As to idle_idx, it is not use imbalance_pct at all.
Since short term load is zero, so it looks clearly, we pretend we are
long term load when cpu in dst group. or zero load, when cpu in src
group. But from maximum performance point view. It's better to balance
task to idle cpu. So we'd better to move tasks to dst group unless the
moving cost is beyond task migration cost, that is the imbalance_pct
for. Now pretending we have some load in dst group rejects the incoming
load we pretend have. And It also prefer to move task to long time idle
cpu, that actually costs performance/latency both since low latency of
deep c-state waking.
Anyway, for idle cpu load balance, since we are working on cpu idle
migration into scheduler. The problem must be reconsidered. We don't
need to care much now.


Base on above reasons, I believe mixing long term load with task moving
bias consideration is stupid. And I admit the imbalance_pct need more
tuning or even remake, but it is not a bad start, at least it is used in
balance anywhere now.
diff mbox

Patch

diff --git a/kernel/sched/fair.c b/kernel/sched/fair.c
index df9c8b5..d7093ee 100644
--- a/kernel/sched/fair.c
+++ b/kernel/sched/fair.c
@@ -1016,7 +1016,7 @@  bool should_numa_migrate_memory(struct task_struct *p, struct page * page,
 
 static unsigned long weighted_cpuload(const int cpu);
 static unsigned long source_load(int cpu);
-static unsigned long target_load(int cpu);
+static unsigned long target_load(int cpu, int imbalance_pct);
 static unsigned long power_of(int cpu);
 static long effective_load(struct task_group *tg, int cpu, long wl, long wg);
 
@@ -3977,7 +3977,7 @@  static unsigned long source_load(int cpu)

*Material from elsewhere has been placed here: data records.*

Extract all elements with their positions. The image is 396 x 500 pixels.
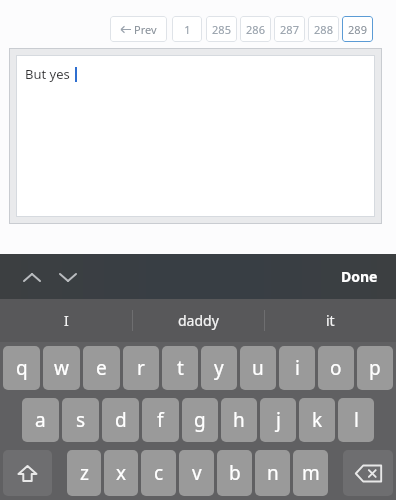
button[interactable]: l — [338, 398, 374, 442]
button[interactable]: g — [182, 398, 218, 442]
button[interactable]: o — [318, 346, 354, 390]
button[interactable]: i — [279, 346, 315, 390]
staticText: b — [229, 460, 241, 486]
button[interactable]: n — [255, 450, 290, 496]
button[interactable]: I — [0, 299, 132, 342]
staticText: p — [369, 355, 381, 381]
staticText: v — [192, 460, 202, 486]
button[interactable]: q — [3, 346, 40, 390]
button[interactable]: h — [221, 398, 257, 442]
staticText: 285 — [212, 22, 231, 37]
staticText: q — [16, 355, 28, 381]
button[interactable]: Next field — [54, 263, 82, 291]
button[interactable]: m — [293, 450, 328, 496]
button[interactable]: 289 — [342, 16, 373, 42]
staticText: Done — [341, 267, 378, 286]
staticText: d — [115, 407, 127, 433]
button[interactable]: d — [102, 398, 139, 442]
button[interactable]: j — [260, 398, 296, 442]
button[interactable]: k — [299, 398, 335, 442]
staticText: a — [35, 407, 46, 433]
staticText: 288 — [314, 22, 333, 37]
staticText: z — [80, 460, 89, 486]
staticText: l — [354, 407, 359, 433]
button[interactable]: w — [43, 346, 80, 390]
button[interactable]: 288 — [308, 16, 339, 42]
staticText: c — [154, 460, 164, 486]
staticText: 286 — [246, 22, 265, 37]
button[interactable]: But yes — [16, 55, 375, 217]
staticText: h — [233, 407, 245, 433]
staticText: x — [116, 460, 127, 486]
staticText: Prev — [134, 22, 157, 37]
staticText: e — [96, 355, 107, 381]
staticText: 287 — [280, 22, 299, 37]
button[interactable]: a — [22, 398, 59, 442]
staticText: s — [76, 407, 86, 433]
button[interactable]: e — [83, 346, 120, 390]
staticText: g — [194, 407, 206, 433]
staticText: j — [276, 407, 281, 433]
button[interactable]: 1 — [172, 16, 202, 42]
button[interactable]: it — [265, 299, 396, 342]
staticText: But yes — [25, 65, 70, 83]
button[interactable]: Shift — [3, 450, 52, 496]
staticText: f — [157, 407, 164, 433]
staticText: t — [177, 355, 184, 381]
button[interactable]: y — [201, 346, 237, 390]
button[interactable]: s — [62, 398, 99, 442]
button[interactable]: f — [142, 398, 179, 442]
staticText: u — [252, 355, 264, 381]
button[interactable]: Done — [337, 263, 382, 290]
button[interactable]: Prev — [110, 16, 167, 42]
staticText: y — [214, 355, 224, 381]
staticText: I — [64, 311, 69, 330]
staticText: m — [302, 460, 320, 486]
button[interactable]: 286 — [240, 16, 271, 42]
staticText: n — [267, 460, 279, 486]
button[interactable]: b — [217, 450, 252, 496]
staticText: k — [312, 407, 323, 433]
staticText: o — [330, 355, 342, 381]
staticText: 1 — [184, 22, 191, 37]
button[interactable]: 287 — [274, 16, 305, 42]
button[interactable]: r — [123, 346, 159, 390]
staticText: r — [137, 355, 145, 381]
button[interactable]: Previous field — [18, 263, 46, 291]
button[interactable]: daddy — [133, 299, 264, 342]
staticText: 289 — [348, 22, 367, 37]
button[interactable]: u — [240, 346, 276, 390]
staticText: daddy — [178, 311, 219, 330]
button[interactable]: c — [141, 450, 176, 496]
staticText: i — [295, 355, 300, 381]
button[interactable]: z — [67, 450, 101, 496]
button[interactable]: x — [104, 450, 138, 496]
button[interactable]: 285 — [206, 16, 237, 42]
button[interactable]: p — [357, 346, 393, 390]
button[interactable]: Backspace — [343, 450, 393, 496]
staticText: it — [326, 311, 335, 330]
staticText: w — [54, 355, 69, 381]
button[interactable]: t — [162, 346, 198, 390]
button[interactable]: v — [179, 450, 214, 496]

  * Return a high guess at the load of a migration-target cpu weighted
  * according to the scheduling class and "nice" value.
  */
-static unsigned long target_load(int cpu)
+static unsigned long target_load(int cpu, int imbalance_pct)
 {
 	struct rq *rq = cpu_rq(cpu);
 	unsigned long total = weighted_cpuload(cpu);
@@ -3985,6 +3985,11 @@  static unsigned long target_load(int cpu)

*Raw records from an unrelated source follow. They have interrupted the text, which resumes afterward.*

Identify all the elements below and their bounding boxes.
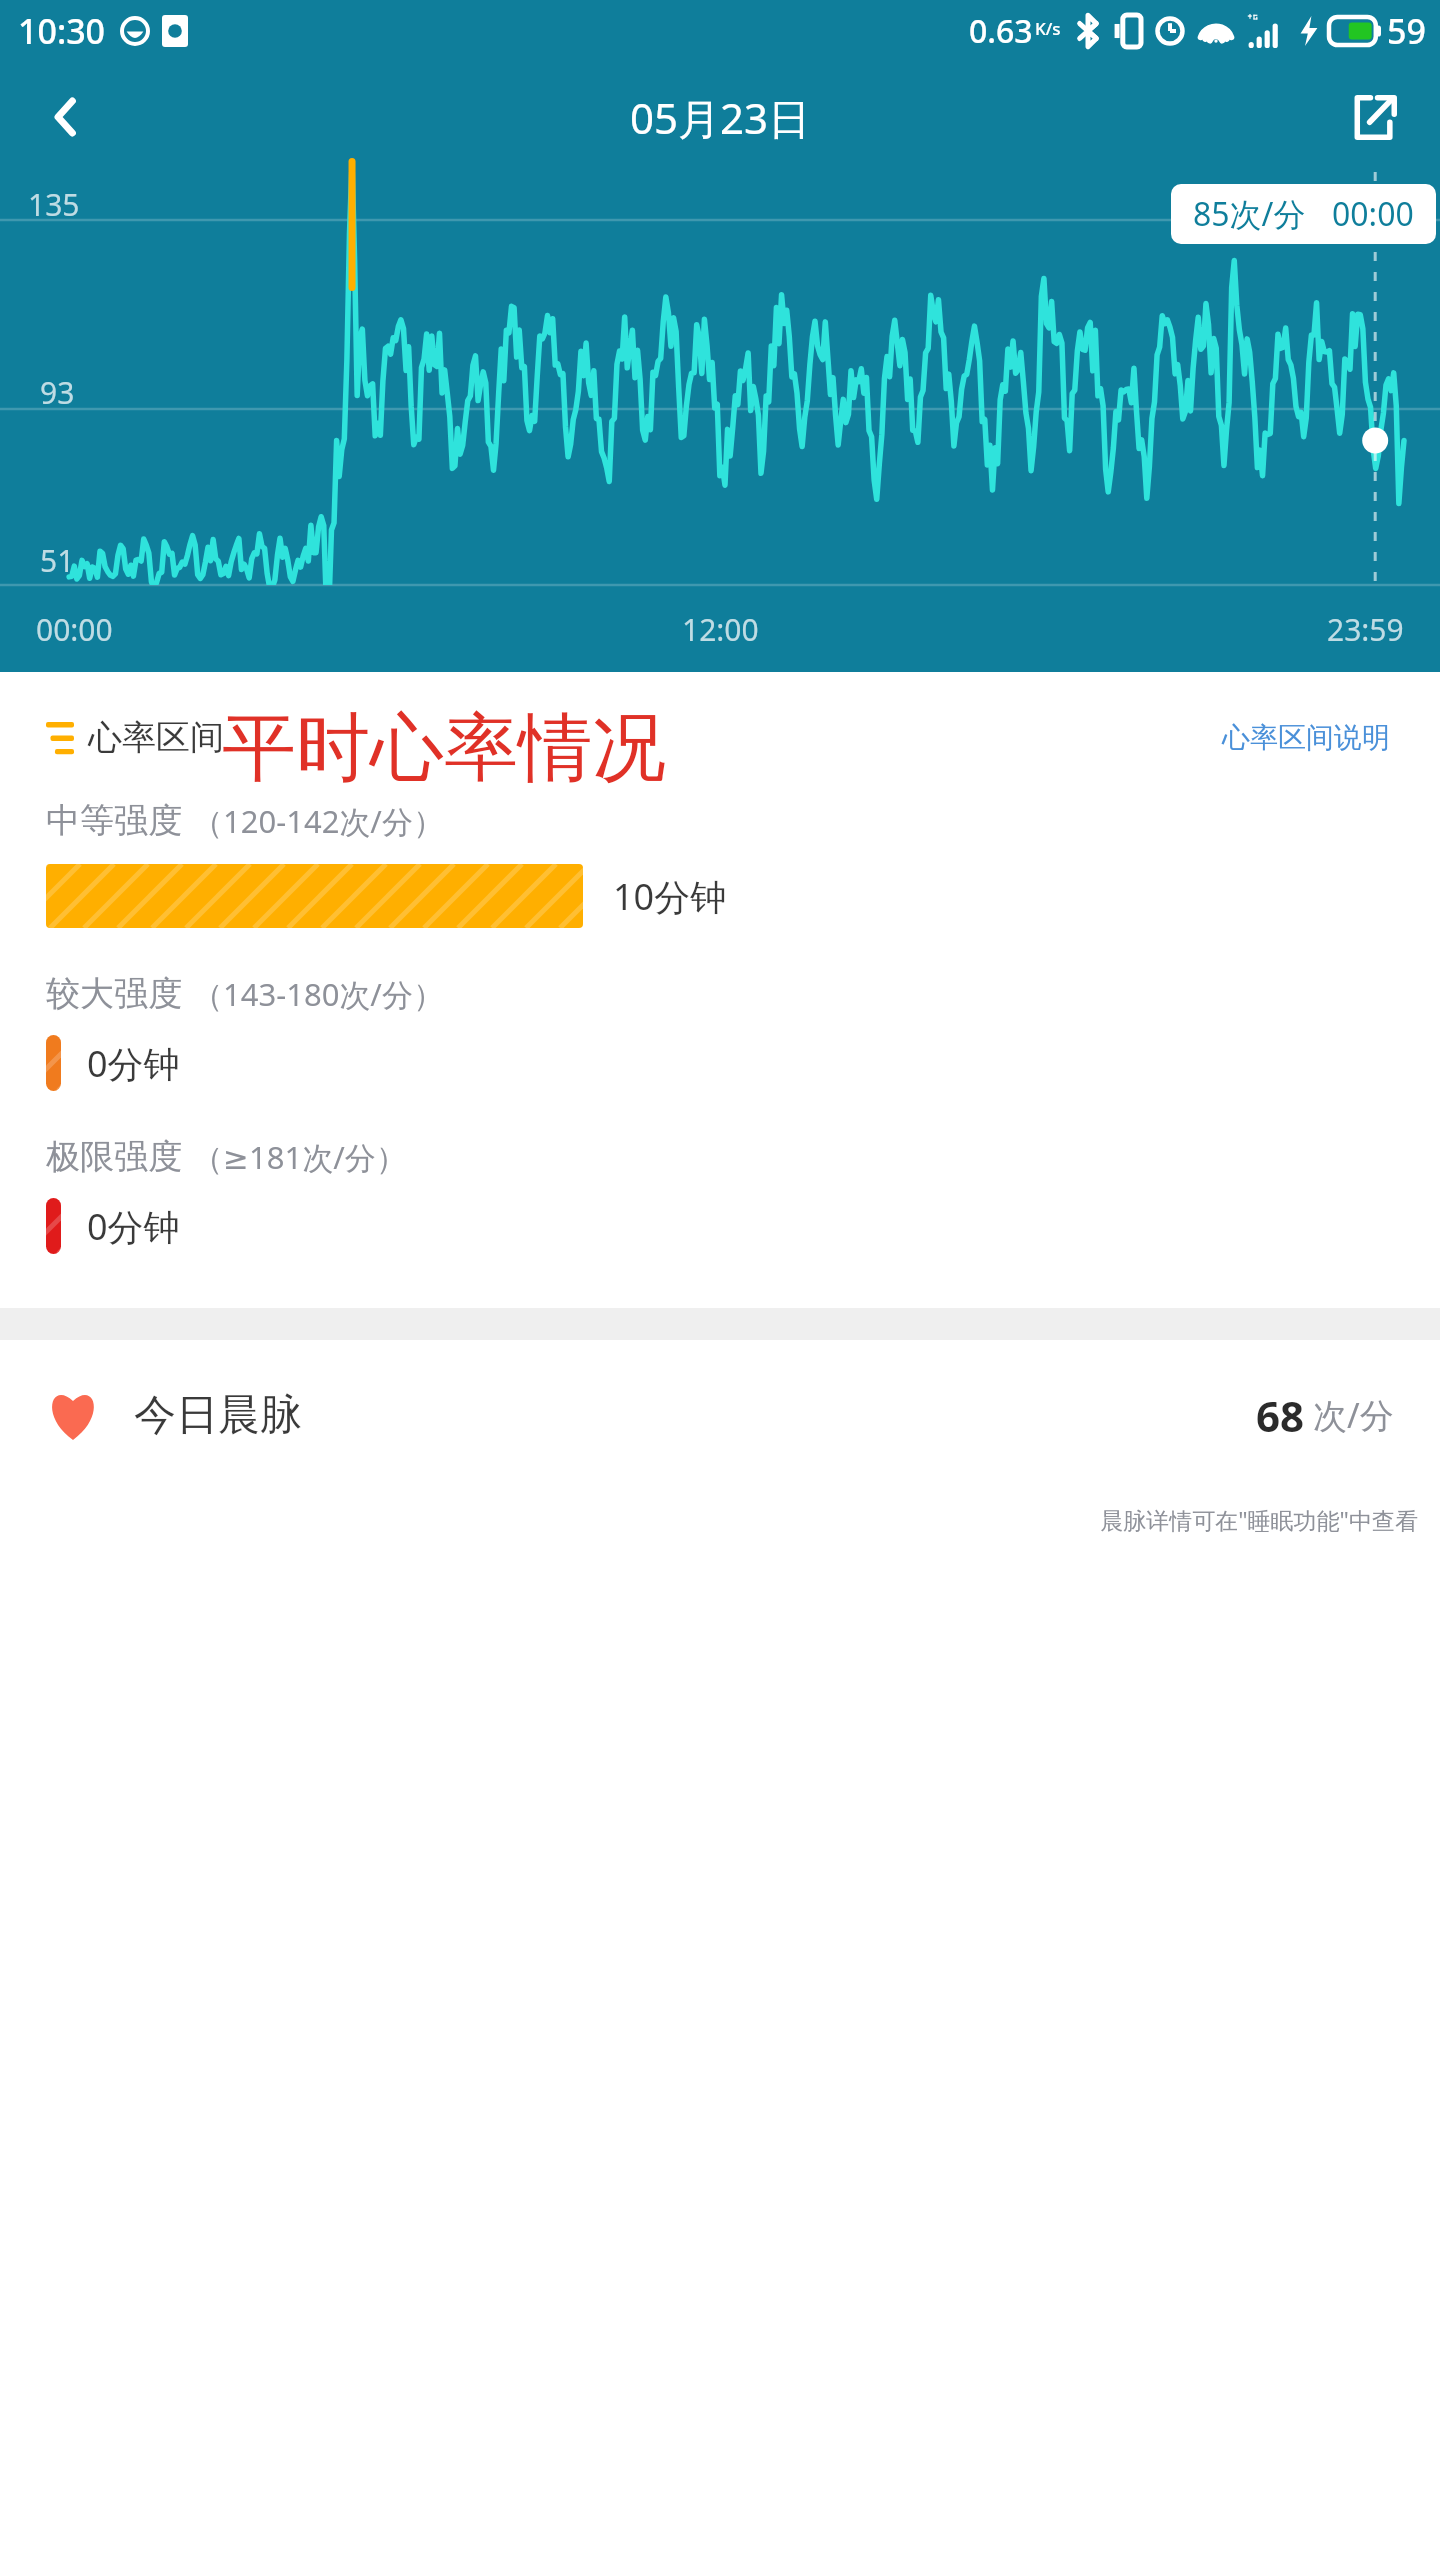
staticText: 85次/分 xyxy=(1193,192,1306,236)
staticText: 23:59 xyxy=(1327,609,1404,650)
staticText: 51 xyxy=(40,540,75,581)
staticText: 0分钟 xyxy=(87,1202,180,1251)
staticText: 极限强度 xyxy=(46,1135,182,1178)
staticText: 05月23日 xyxy=(630,89,811,146)
staticText: 0分钟 xyxy=(87,1039,180,1088)
staticText: （≥181次/分） xyxy=(192,1136,407,1178)
staticText: 00:00 xyxy=(1332,192,1414,236)
button[interactable]: 心率区间说明 xyxy=(1218,716,1394,759)
staticText: 93 xyxy=(40,372,75,413)
button[interactable]: 85次/分 xyxy=(1171,184,1436,244)
staticText: 68 xyxy=(1256,1387,1305,1444)
staticText: （120-142次/分） xyxy=(192,800,444,842)
staticText: K/s xyxy=(1035,17,1061,40)
staticText: 00:00 xyxy=(36,609,113,650)
staticText: 心率区间说明 xyxy=(1222,720,1390,755)
staticText: 次/分 xyxy=(1313,1392,1394,1438)
staticText: 晨脉详情可在"睡眠功能"中查看 xyxy=(0,1504,1418,1535)
staticText: 59 xyxy=(1387,8,1426,54)
staticText: 10:30 xyxy=(18,8,106,54)
staticText: 心率区间 xyxy=(88,716,224,759)
staticText: 12:00 xyxy=(682,609,759,650)
staticText: 今日晨脉 xyxy=(134,1389,302,1442)
staticText: 较大强度 xyxy=(46,972,182,1015)
staticText: 135 xyxy=(28,184,80,225)
button[interactable]: Back xyxy=(34,85,98,149)
staticText: 0.63 xyxy=(969,9,1033,53)
staticText: （143-180次/分） xyxy=(192,973,444,1015)
staticText: 10分钟 xyxy=(613,872,727,921)
staticText: 平时心率情况 xyxy=(222,702,666,795)
staticText: 中等强度 xyxy=(46,799,182,842)
button[interactable]: Share xyxy=(1342,85,1406,149)
button[interactable]: 今日晨脉 xyxy=(0,1340,1440,1490)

 	if (!sched_feat(LB_BIAS))
 		return total;
 
+	/*
+	 * Bias target load with imbalance_pct.
+	 */
+	total = total * imbalance_pct / 100;
+
 	return max(rq->cpu_load, total);
 }
 
@@ -4200,8 +4205,8 @@  static int wake_affine(struct sched_domain *sd, struct task_struct *p, int sync)
 
 	this_cpu  = smp_processor_id();
 	prev_cpu  = task_cpu(p);
-	load	  = source_load(prev_cpu);
-	this_load = target_load(this_cpu);
+	load	  = weighted_cpuload(prev_cpu);
+	this_load = weighted_cpuload(this_cpu);
 
 	/*
 	 * If sync wakeup then subtract the (maximum possible)
@@ -4257,7 +4262,7 @@  static int wake_affine(struct sched_domain *sd, struct task_struct *p, int sync)
 
 	if (balanced ||
 	    (this_load <= load &&
-	     this_load + target_load(prev_cpu) <= tl_per_task)) {
+		     this_load + weighted_cpuload(prev_cpu) <= tl_per_task)) {
 		/*
 		 * This domain has SD_WAKE_AFFINE and
 		 * p is cache cold in this domain, and
@@ -4303,7 +4308,7 @@  find_idlest_group(struct sched_domain *sd, struct task_struct *p, int this_cpu)
 			if (local_group)
 				load = source_load(i);
 			else
-				load = target_load(i);
+				load = target_load(i, imbalance);
 
 			avg_load += load;
 		}
@@ -4319,7 +4324,7 @@  find_idlest_group(struct sched_domain *sd, struct task_struct *p, int this_cpu)
 		}
 	} while (group = group->next, group != sd->groups);
 
-	if (!idlest || 100*this_load < imbalance*min_load)
+	if (!idlest || this_load < min_load)
 		return NULL;
 	return idlest;
 }
@@ -5745,6 +5750,7 @@  static inline void update_sg_lb_stats(struct lb_env *env,
 {
 	unsigned long load;
 	int i;
+	int bias = 100 + (env->sd->imbalance_pct - 100) / 2;
 
 	memset(sgs, 0, sizeof(*sgs));
 
@@ -5752,8 +5758,8 @@  static inline void update_sg_lb_stats(struct lb_env *env,
 		struct rq *rq = cpu_rq(i);
 
 		/* Bias balancing toward cpus of our domain */
-		if (local_group)
-			load = target_load(i);
+		if (local_group && env->idle != CPU_IDLE)
+			load = target_load(i, bias);
 		else
 			load = source_load(i);
 
@@ -6193,14 +6199,6 @@  static struct sched_group *find_busiest_group(struct lb_env *env)
 		if ((local->idle_cpus < busiest->idle_cpus) &&
 		    busiest->sum_nr_running <= busiest->group_weight)
 			goto out_balanced;
-	} else {
-		/*
-		 * In the CPU_NEWLY_IDLE, CPU_NOT_IDLE cases, use
-		 * imbalance_pct to be conservative.
-		 */
-		if (100 * busiest->avg_load <=
-				env->sd->imbalance_pct * local->avg_load)
-			goto out_balanced;
 	}
 
 force_balance: